Catholic Diocese in New York subpoenaed by state attorney general
Last week, Barbara Underwood, New York’s attorney general, subpoenaed all the state’s Roman Catholic diocese as part of a full-scale civil investigation into sex abuse allegations against clergy and church leaders.At least five other state attorneys general have launched similar investigations.
Catholic churches across the country have been under scrutiny for decades as allegations of clergy sexual abuse were no longer protected under a shroud of secrecy.
The announcement comes several weeks after a Pennsylvania grand jury reportdetailed the abuse of more than 1,000 children by hundreds of priests over decades.
But before Boston, before Buffalo and before Pennsylvania, there was Oswego, NY.
Susan Sweet, a resident of that city, has been working with and advocating for abuse victims for decades. Sweet, well known in the Catholic community, has served as an Eucharistic minister, lector, vocations chairperson, parish council member, liturgy committee member, and taught religious instructions for 35 years. She also served as a northern regional diocesan council member and brought children from 10 parishes to World Youth Day in Denver to see Pope John Paul II. Sweet led the Youth Conference of the Northeast Charismatic Conference along with Marty McCluskey from Syracuse and she assisted Father Regis Rodda in a mission in Juarez Mexico along with 20 youth from across the diocese.
Despite her service to the diocese, when Sweet began investigating claims of abuse, she was ridiculed, despised and even threatened. Resolving to keep reaching out to victims and exposing the truth, she eventually found a reporter willing to hear her out and tell her story.
While Sweet looked into several priests, one was prominently known in the community. Monsignor Francis Furfaro had served St. Joseph’s Church in Oswego and entrenched himself in the community. He served as the chaplain for the Oswego Police Department and he served 21 years on the Oswego City School District’s Board of Education.
Rumors of Furfaro’s expeditions with young boys had circulated for years. Some community members believed the rumors to have substance, others did not. Those who believed referred to him as “Ferf.”
Sweet was able to convince the diocese that the then-octogenarian had abused several boys dating back to 1960. Furfaro quickly fell from grace and his name was removed from St. Joseph’s Church and from the county’s mental health facility.

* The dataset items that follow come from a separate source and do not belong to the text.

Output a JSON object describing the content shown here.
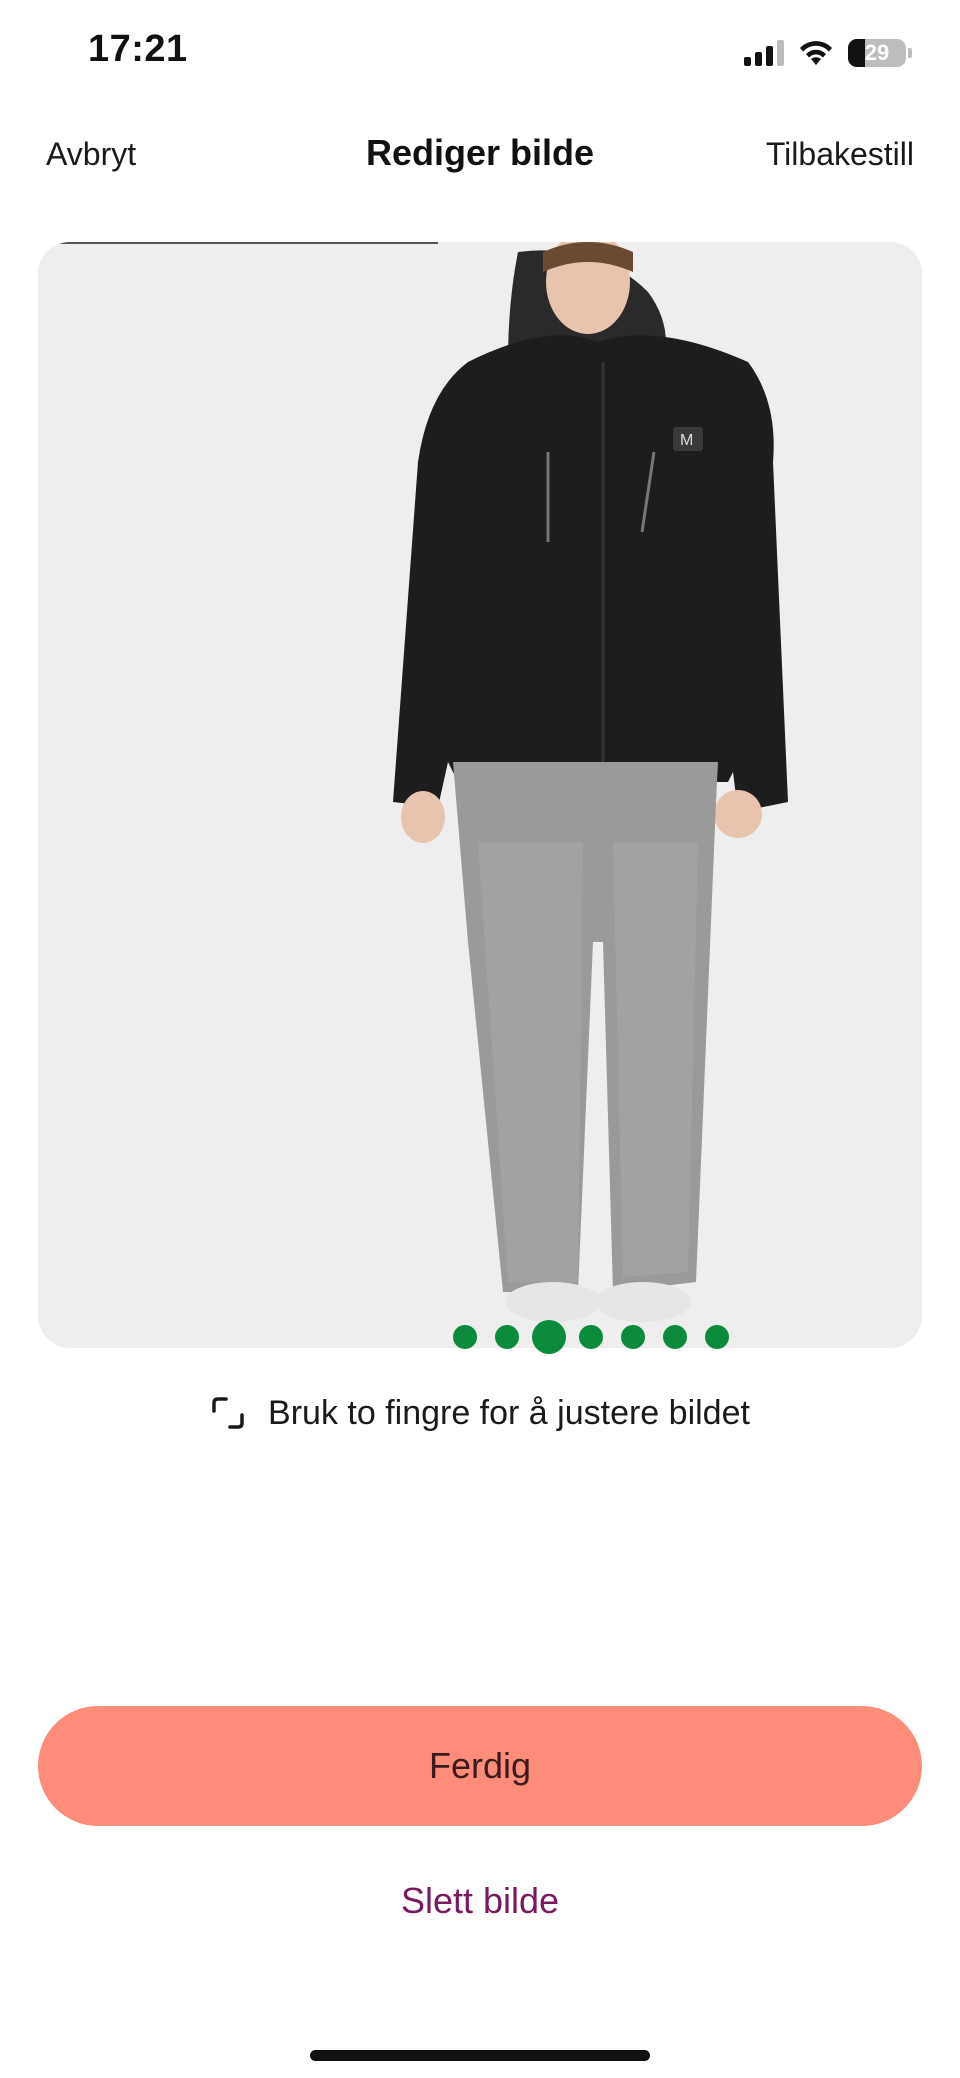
{
  "status_bar": {
    "time": "17:21",
    "battery_percent": "29",
    "icons": [
      "cellular-signal-icon",
      "wifi-icon",
      "battery-icon"
    ]
  },
  "nav": {
    "cancel_label": "Avbryt",
    "title": "Rediger bilde",
    "reset_label": "Tilbakestill"
  },
  "photo": {
    "content": "product-photo-woman-black-jacket-grey-jeans",
    "background_color": "#eeeeee"
  },
  "pagination": {
    "count": 7,
    "active_index": 2,
    "color": "#0a8a3a"
  },
  "hint": {
    "icon": "resize-corners-icon",
    "text": "Bruk to fingre for å justere bildet"
  },
  "actions": {
    "done_label": "Ferdig",
    "done_color": "#fd8d7a",
    "delete_label": "Slett bilde",
    "delete_color": "#7a1a5e"
  }
}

Sweet said that the attorney general’s office had been alerted, by her and others, for years about clergy sex abuse in Oswego and other locations. She was pleased to learn of the new probe, however, she said it wasn’t enough.
“They’re doing this to cover themselves—to say, ‘We did what we were supposed to do.’ It’s very odd after all this time that the attorney general’s office, which has been notified many times in the last 20 years, is doing this now.”
At issue now is the passage of a bill that would lift the statute of limitations for sexual abuse of a minor.
The state Assembly has twice passed the Child Victims Act but a handful of state senators have stalled voting through the upper state house.
“Until those in power in New York State pass the statute of limitations bill and waive the statute of limitations, it’s premature,” Sweet said of the probe. “It’s great, but it’s not enough. It will go nowhere. Usually, victims run in shame. A lot of it comes out later in life, especially with the prepubescent abuse, which we see a lot of.”
Sweet said the magnitude of these crimes against children and young adults can impact them for life, causing spiritual, psychological and a host of other potential issues.
“There will be some sacrificial lambs,” Sweet said of the probe. “New things going to come out and look like heroes but all of this has been swept under the rug for years. The AG’s office is pre-empting the passing of the bill, trying to say they’ve done everything. I want to see this bill passed, and after that — go for it.”